I recently received an e-mail from a faithful reader who had a problem regarding the calibration of adjustable thread ring gages. He realized that the rings should be verified using calibrated thread setting plugs, but he didn’t have enough of them to cover all of his rings. His company had avoided buying setting plugs in the past, so he doubted they would do so now.

He sent the rings he didn’t have masters for to outside labs for calibration and stipulated they should be verified using the appropriate truncated type setting plugs. But the labs he selected did not have them either and claimed to use a “two-point laser method” to calibrate them.

My reader is caught between a rock and a hard place. His company did not spend the money to get the correct setting plugs when the rings were purchased. And the labs he’s been using don’t appear to want to buy the right equipment either. Everyone is trying to save money on calibration, but they’ll learn that they do so in the short term only. Ultimately, today’s savings become tomorrow’s expenses.

Any lab claiming to be in the gage calibration business should have setting plugs for all standard series threads and classes of fit. This is one reason I recommend that folks using outside calibration houses visit them to see what they have in the way of equipment and masters. If my reader’s threads are standard, a little shopping around should find a lab with the right masters.

If the gages are specials, then few independent labs will have the setting plugs. One course of action is to check with the company that made the rings in the first place. They may have the setting plugs on hand. If the gagemaker is unknown, check with a number of manufacturers to see if they can help you. But be sure to tell them you want the gages checked using truncated style setting plugs as referenced in the various ASME/ANSI standards.

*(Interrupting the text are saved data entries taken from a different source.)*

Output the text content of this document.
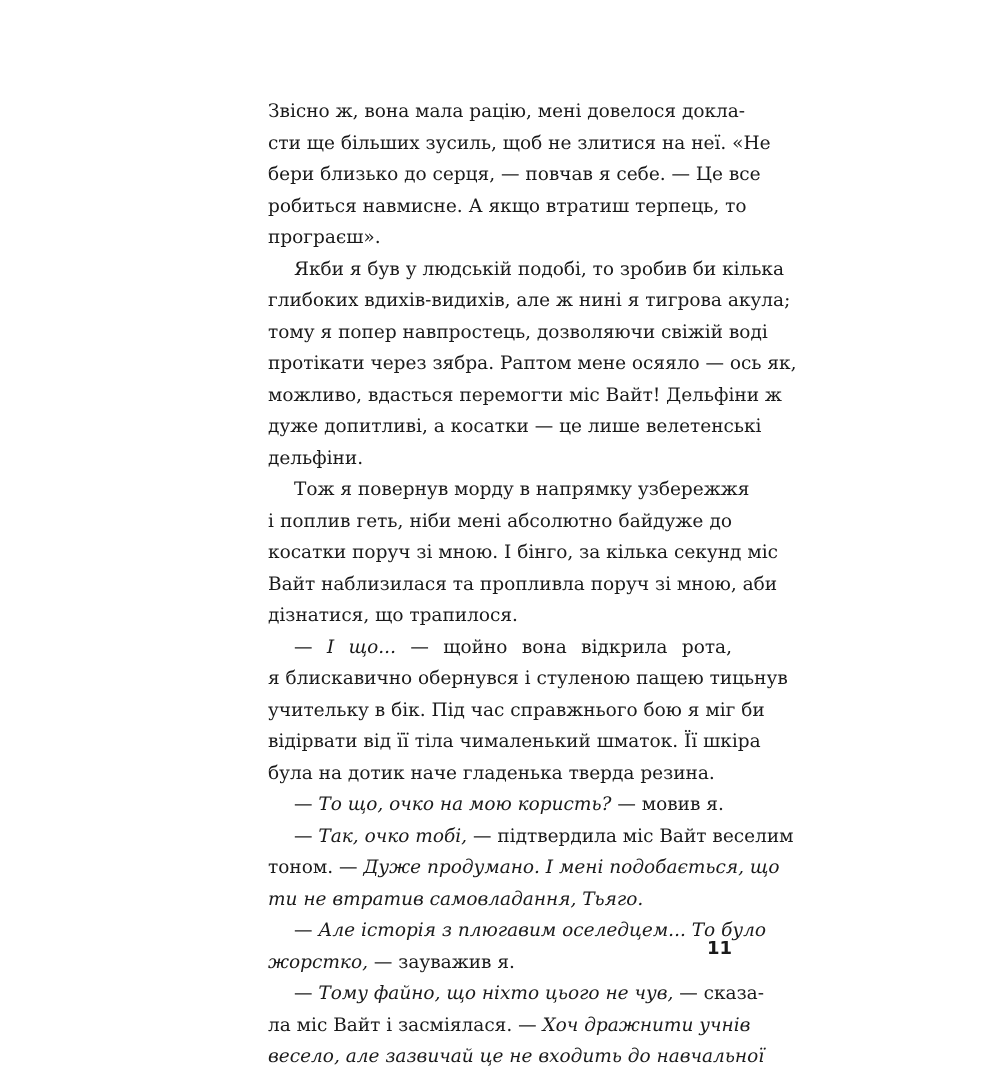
Звісно ж, вона мала рацію, мені довелося докла-
сти ще більших зусиль, щоб не злитися на неї. «Не
бери близько до серця, — повчав я себе. — Це все
робиться навмисне. А якщо втратиш терпець, то
програєш».
Якби я був у людській подобі, то зробив би кілька
глибоких вдихів-видихів, але ж нині я тигрова акула;
тому я попер навпростець, дозволяючи свіжій воді
протікати через зябра. Раптом мене осяяло — ось як,
можливо, вдасться перемогти міс Вайт! Дельфіни ж
дуже допитливі, а косатки — це лише велетенські
дельфіни.
Тож я повернув морду в напрямку узбережжя
і поплив геть, ніби мені абсолютно байдуже до
косатки поруч зі мною. І бінго, за кілька секунд міс
Вайт наблизилася та пропливла поруч зі мною, аби
дізнатися, що трапилося.
— І що... — щойно вона відкрила рота,
я блискавично обернувся і стуленою пащею тицьнув
учительку в бік. Під час справжнього бою я міг би
відірвати від її тіла чималенький шматок. Її шкіра
була на дотик наче гладенька тверда резина.
— То що, очко на мою користь? — мовив я.
— Так, очко тобі, — підтвердила міс Вайт веселим
тоном. — Дуже продумано. І мені подобається, що
ти не втратив самовладання, Тьяго.
— Але історія з плюгавим оселедцем... То було
жорстко, — зауважив я.
— Тому файно, що ніхто цього не чув, — сказа-
ла міс Вайт і засміялася. — Хоч дражнити учнів
весело, але зазвичай це не входить до навчальної
11
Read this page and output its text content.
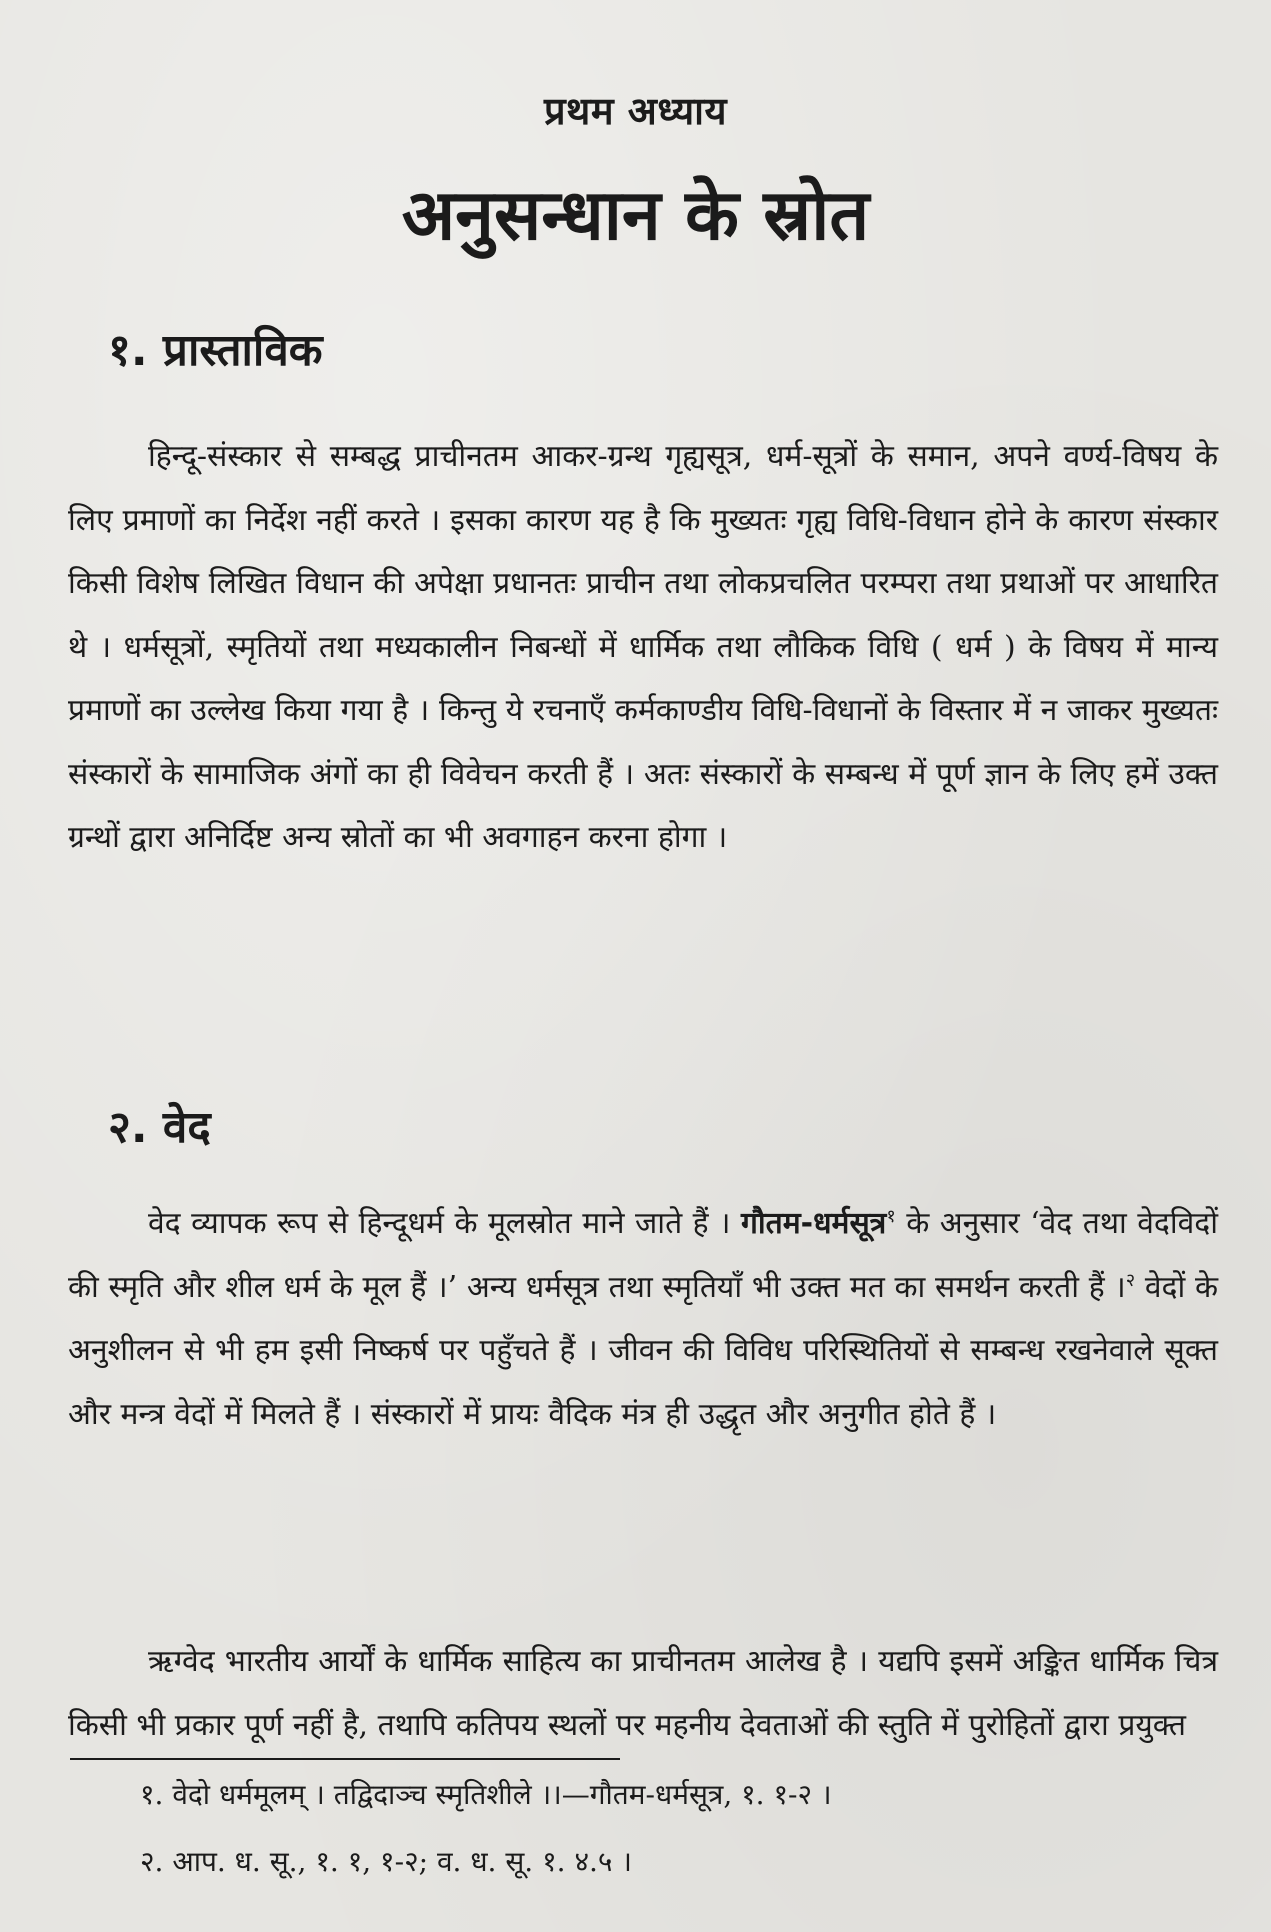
प्रथम अध्याय
अनुसन्धान के स्रोत
१. प्रास्ताविक

हिन्दू-संस्कार से सम्बद्ध प्राचीनतम आकर-ग्रन्थ गृह्यसूत्र, धर्म-सूत्रों के समान, अपने वर्ण्य-विषय के लिए प्रमाणों का निर्देश नहीं करते । इसका कारण यह है कि मुख्यतः गृह्य विधि-विधान होने के कारण संस्कार किसी विशेष लिखित विधान की अपेक्षा प्रधानतः प्राचीन तथा लोकप्रचलित परम्परा तथा प्रथाओं पर आधारित थे । धर्मसूत्रों, स्मृतियों तथा मध्यकालीन निबन्धों में धार्मिक तथा लौकिक विधि ( धर्म ) के विषय में मान्य प्रमाणों का उल्लेख किया गया है । किन्तु ये रचनाएँ कर्मकाण्डीय विधि-विधानों के विस्तार में न जाकर मुख्यतः संस्कारों के सामाजिक अंगों का ही विवेचन करती हैं । अतः संस्कारों के सम्बन्ध में पूर्ण ज्ञान के लिए हमें उक्त ग्रन्थों द्वारा अनिर्दिष्ट अन्य स्रोतों का भी अवगाहन करना होगा ।

२. वेद

वेद व्यापक रूप से हिन्दूधर्म के मूलस्रोत माने जाते हैं । गौतम-धर्मसूत्र$^१$ के अनुसार ‘वेद तथा वेदविदों की स्मृति और शील धर्म के मूल हैं ।’ अन्य धर्मसूत्र तथा स्मृतियाँ भी उक्त मत का समर्थन करती हैं ।$^२$ वेदों के अनुशीलन से भी हम इसी निष्कर्ष पर पहुँचते हैं । जीवन की विविध परिस्थितियों से सम्बन्ध रखनेवाले सूक्त और मन्त्र वेदों में मिलते हैं । संस्कारों में प्रायः वैदिक मंत्र ही उद्धृत और अनुगीत होते हैं ।

ऋग्वेद भारतीय आर्यों के धार्मिक साहित्य का प्राचीनतम आलेख है । यद्यपि इसमें अङ्कित धार्मिक चित्र किसी भी प्रकार पूर्ण नहीं है, तथापि कतिपय स्थलों पर महनीय देवताओं की स्तुति में पुरोहितों द्वारा प्रयुक्त

१. वेदो धर्ममूलम् । तद्विदाञ्च स्मृतिशीले ।।—गौतम-धर्मसूत्र, १. १-२ ।

२. आप. ध. सू., १. १, १-२; व. ध. सू. १. ४.५ ।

I am not familiar with the “two-point laser method” of calibrating adjustable thread ring gages. It sounds like advertising-speak from a maker of calibration equipment. My guess is that it refers to a gage calibration device that incorporates a laser measuring system with balls that contact the gage for the pitch diameter measurement.

The only other way a laser might be tried for this work is to have it scan the thread and through the magic of mathematics come up with numbers. While the mathematics may be flawless, I doubt they’ll cover all the factors involved; therefore, the size they declare the gage to be will be off the mark by a significant amount. How much? Enough to mean the results weren’t worth the time it took to get them.

Any two-point measurement of an adjustable thread ring gage suffers from the same problems. If the measurements haven’t been corrected for thread form, roundness and linear pitch, they won’t be anywhere near the functional size of a setting plug.

From time to time we get thread rings in for calibration that are subject to a measurement dispute. Often, the calibration source details are not available, but the evidence that direct measurement was used remains in the form of witness marks, showing on the gages where the measurements were made. These may be diametrically opposed dashes, small circles or Xs.

Rings that have been adjusted using direct measurement never match those set to a master, and disputes invariably occur if the product is subsequently checked using correctly set ring gages. Direct measurement checks specific features as isolated elements only. A thread ring gage tests the functional size of the package made up of those elements to ensure components will assemble correctly. It may not be high tech, but it works.

I wish I had some trade secret to pass on to my reader to help him out with his dilemma, but I don’t. If his company intends to use these gages and wants to ensure they are set correctly, they’ll need to be set up on a truncated type setting plug. Anything else is a technical compromise that will virtually guarantee an incorrect setting.